The Museum Of Food And Drink Explodes Rice, Serves A World-Class Dinner

Last night I attended a benefit dinner at the Foundry in Long Island City for New York City's forthcoming Museum of Food And Drink, starring some of the city's most forward-thinking culinary minds. Favorites like Amanda Cohen, Wylie Dufresne, Dominique Ansel and Franklin Becker each took on one of eight courses, interpreting future MOFAD exhibits like "Korea Before The Chili" and "Rastafarian Ital Diet" through cooking.

Props to our friend Nils Noren for crushing the Rasta course, by the way. I could eat that callalloo soup he discovered while living with a Jamaican family every day for the rest of my life. He didn't use canned coconut milk, though; he made his own, because MOFAD's mission is just that: reminding us that coconut milk doesn't come from a can, it comes from coconuts. And cereal, the focus of MOFAD's inaugural exhibit, which we previewed last night, doesn't come from a box. It comes from a 3,200-pound steel puffer gun that applies pressure at about 120 psi and releases with a deafening bang, exploding every grain or kernel into what we buy about 3 billion boxes of every year. The museum's curators set up a puffer gun rig for guests to experience first-hand outside the venue.

Brooks Headley's delicious vegetarian Bomb Shelter Sandwich was served with no frills and plenty of wine.
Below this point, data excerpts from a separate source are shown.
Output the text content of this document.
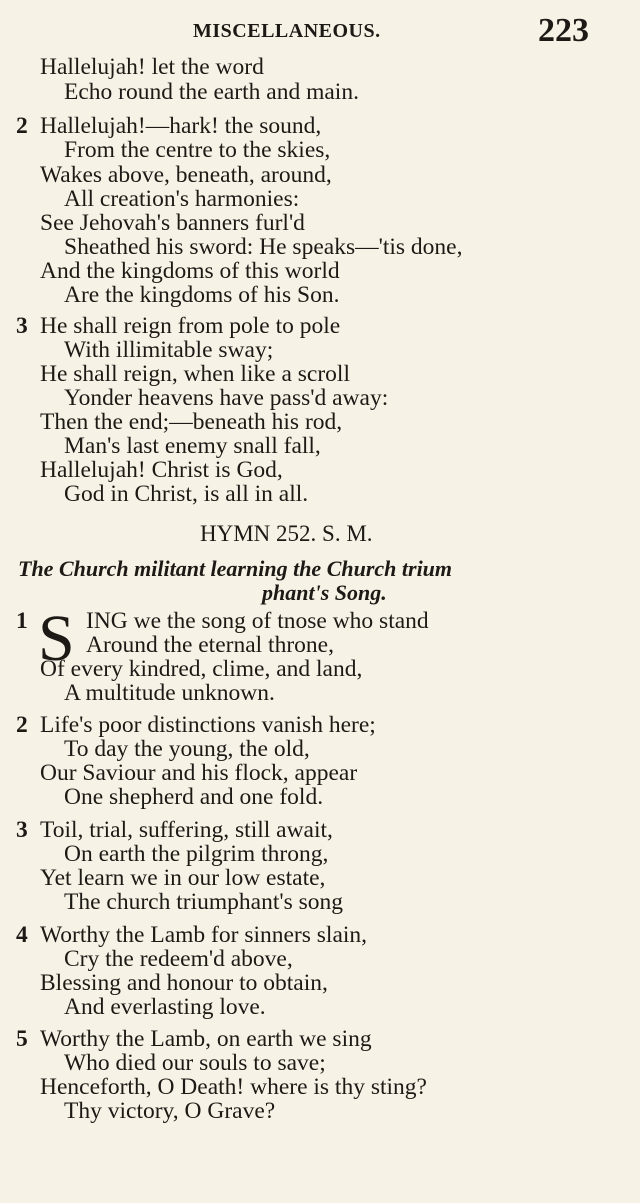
MISCELLANEOUS.	223
Hallelujah! let the word
Echo round the earth and main.
2 Hallelujah!—hark! the sound,
From the centre to the skies,
Wakes above, beneath, around,
All creation's harmonies:
See Jehovah's banners furl'd
Sheathed his sword: He speaks—'tis done,
And the kingdoms of this world
Are the kingdoms of his Son.
3 He shall reign from pole to pole
With illimitable sway;
He shall reign, when like a scroll
Yonder heavens have pass'd away:
Then the end;—beneath his rod,
Man's last enemy snall fall,
Hallelujah! Christ is God,
God in Christ, is all in all.
HYMN 252. S. M.
The Church militant learning the Church trium
phant's Song.
1 S ING we the song of tnose who stand
Around the eternal throne,
Of every kindred, clime, and land,
A multitude unknown.
2 Life's poor distinctions vanish here;
To day the young, the old,
Our Saviour and his flock, appear
One shepherd and one fold.
3 Toil, trial, suffering, still await,
On earth the pilgrim throng,
Yet learn we in our low estate,
The church triumphant's song
4 Worthy the Lamb for sinners slain,
Cry the redeem'd above,
Blessing and honour to obtain,
And everlasting love.
5 Worthy the Lamb, on earth we sing
Who died our souls to save;
Henceforth, O Death! where is thy sting?
Thy victory, O Grave?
Folks, this is happening. Chefs and key players in the culinary world are very, very excited, and so are we. Donate to the cause — they're working on raising a million dollars —and look forward (with relish) to educational and edible exhibits like TV Dinners, Pennsylvania Dutch Food and Food On The Battlefield. Sure, soldiers eat pizza MREs now. But let's learn, and taste, what it was like before. That's food history.